The action between ‘being’ and ‘having to be’
Interpretation is a dynamic phenomenon . To suggest it is the same etymology ( inter-, indicative of a position of mediation, and praes , implying a positive action) which identifies in the interpreter a subject stretched between three temporal scans: the past as a moment of position of the norm; the future as a reference parameter for the logic of the reasoning followed, which must be proposed as a valid comparison for subsequent interpretations; the present as a social, economic and political context, a place for relationships that color the attributions of meaning made by the interpreter with meaning.
What does it mean that interpretation dominates the law? What consequences derive from the observation that the interpretation and application of the law are intimately linked operations? The dynamism of interpretation is reflected in the essentially practical purposes that inspire it, in the existence of concrete cases to be regulated and which require specific action. The science of law, understood as applied knowledge that resolves conflicts, sees controversy as its source of production and a primary sphere of intervention of interpretation: precisely where interpretative doubts arise, spaces are opened for a new vision of the world . The conception of interpretation as actio duplexit allows to overcome the dualism between norm and fact and to underline the eminently practical value of social law-practice.
Interpretation can be defined as intellectual activity and the “act of creative will” (Gustavo Zagrebelsky, Right to the mirror ) which associates linguistic expressions – signifiers – with a meaning, a meaning inevitably dropped into a specific social context. The latter, like law, understood as a social practice aimed at solving problems, thrives on relationships that time changes constantly, opening horizons that in today’s multicultural societies are colored by experiences that are sometimes very different in places and times, even if extremely next.
Often it has been possible to find the recurrence of expressions such as ‘end of the state’ or even ‘end of history’. They seem emblematic expressions of a crisis that envelops the fundamental juridical institution, the only one capable of allowing the Hegelian spirit to truly show itself as the “Spirit of the time”, directly undermining the foundations of the key instrument that allows its creation in the world: law and its sources (Paolo Grossi, Return to law ).
Faced with what Paolo Grossi defines as the “conceptual shock of a real theoretical and practical earthquake” that has affected entire sectors of the legal system, with the parallel and consequent expansion of the role of the judge, in the face of the inability of today’s legislator to respond promptly to the needs of a world in constant evolution, judicial interpretation has rediscovered and reaffirmed its centrality with greater force, drawing new life blood from the demands of justice that are increasingly urgently addressed to law.
In the dominant legal discourse it is argued that interpretation dominates the law , since unlike natural laws, which are knowable, legal norms can only be re-known (Claudius Ewald Messner, Orientations of law ). The practical-dynamic value of law, which the expression just cited underlines, consists properly in the inseparable link between application and interpretation, with the awareness that “discretion corresponds to a certain degree of creativity” (Zagrebelsky): the classical theory of interpretation it can now be considered outdated. However, here arises the need for a methodical control of the interpreter’s activity, in order to limit his exuberant activity.

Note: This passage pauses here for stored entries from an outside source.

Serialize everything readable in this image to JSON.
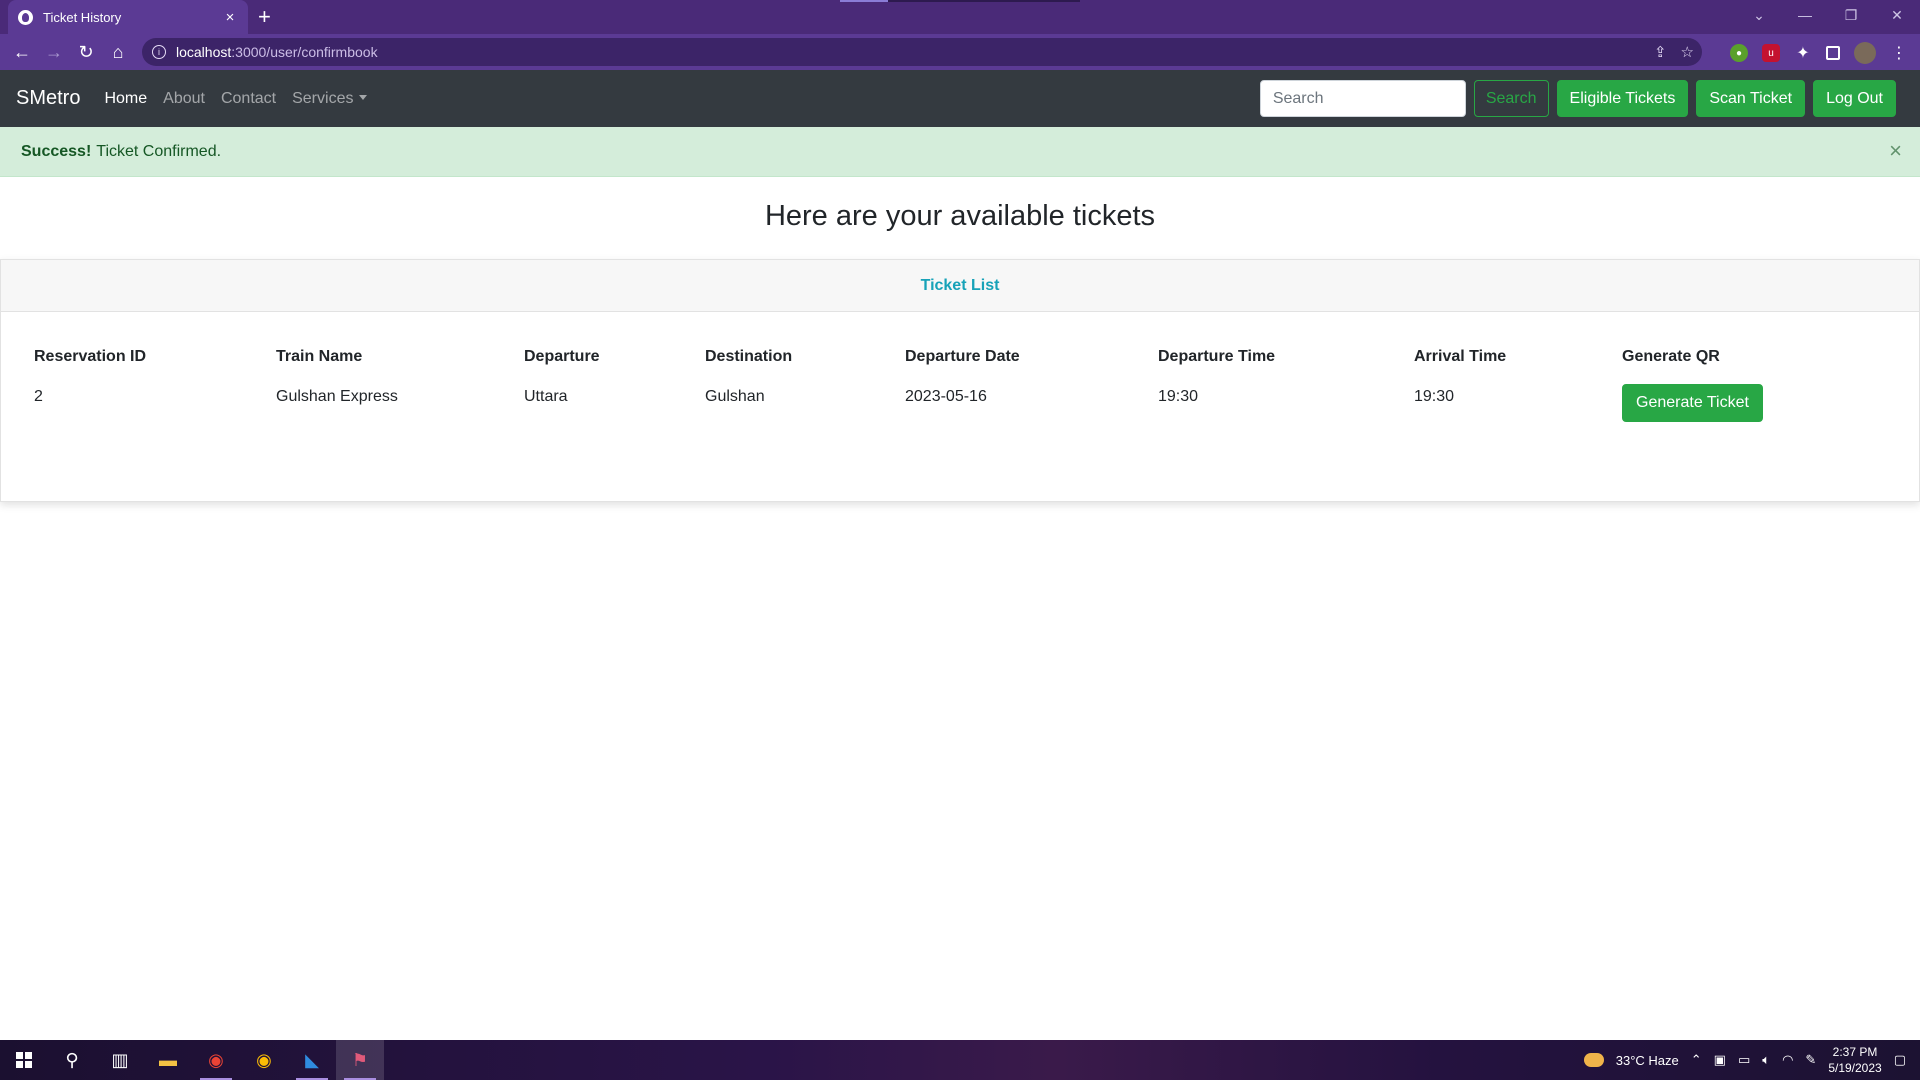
{
  "browser": {
    "tab_title": "Ticket History",
    "tab_close": "×",
    "new_tab": "+",
    "url_host": "localhost",
    "url_path": ":3000/user/confirmbook"
  },
  "navbar": {
    "brand": "SMetro",
    "links": [
      "Home",
      "About",
      "Contact",
      "Services"
    ],
    "search_placeholder": "Search",
    "search_button": "Search",
    "eligible_button": "Eligible Tickets",
    "scan_button": "Scan Ticket",
    "logout_button": "Log Out"
  },
  "alert": {
    "strong": "Success!",
    "message": "Ticket Confirmed.",
    "close": "×"
  },
  "page": {
    "heading": "Here are your available tickets",
    "card_header": "Ticket List"
  },
  "table": {
    "headers": [
      "Reservation ID",
      "Train Name",
      "Departure",
      "Destination",
      "Departure Date",
      "Departure Time",
      "Arrival Time",
      "Generate QR"
    ],
    "rows": [
      {
        "reservation_id": "2",
        "train_name": "Gulshan Express",
        "departure": "Uttara",
        "destination": "Gulshan",
        "departure_date": "2023-05-16",
        "departure_time": "19:30",
        "arrival_time": "19:30",
        "action": "Generate Ticket"
      }
    ]
  },
  "taskbar": {
    "weather": "33°C  Haze",
    "time": "2:37 PM",
    "date": "5/19/2023"
  },
  "colors": {
    "success": "#28a745",
    "info": "#17a2b8",
    "navbar": "#343a40",
    "alert_bg": "#d4edda",
    "browser_frame": "#5b3a94"
  }
}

For Foucault, it is the author of the text who is the guarantor of the unity of meaning attributable to it, as its origin and its discursive center. And, in effect, “the interpreter is bound to the text, but is also burdened by another constraint, which comes to him from the recipients of the message: he must be understandable, indeed, convincing. This means having to ‘take into account’ the cultural context in which the reception takes place “(Zagrebelsky), in a trilateral relationship both from the spatial point of view – between the interpreted text, interpreter and recipient of the interpretation -, as well as temporal – in the dialogue between a present which is the single concrete case, between a past which is the norm and between a future which will welcome interpretation.actio simplex which sees the judge committed to operate on the rules “making them descend” on the facts (Rodolfo Sacco, L’interpretation, ), when “the principles, on the contrary, claim to be interpreted, due to their indeterminacy and elasticity” (Grossi ).
However, it would not be possible to grasp the intrinsically dynamic nature of the interpretative process if one did not overcome the stalemate of a similar logical-legalistic and positivistic approach, reducing the entire activity of the judge to a mere deductive syllogism, condemned by Hume’s law to impotence before the ‘incommunicability between the two worlds of being (the facts) and that of having to be (the norms), if not reaching the acceptance of a broader vision, crystallized in an actio duplex . With it it is possible to arrive at an interpretation that can be said to be ‘successful’ and at the recognition of a norm that is adequate both for the law and for the concrete case or for ” human facts ” , understandable “according to categories of meaning and value “(Zagrebelsky) .
These categories constitute the ‘horizon of expectations’ ( Erwartungshorizont ), essential for a decision to be defined as correct and in accordance with the dictates of law, justice and rationality. Even in the crisis of post-modern society , it is still the Constitution, “set of values capable of constituting , that is , of establishing and at the same time stabilizing, a juridical experience” (Grossi) that offers the common and founding values of a society and to embody the spirit of an action that tries to cancel as much as possible the distance between being and having to be.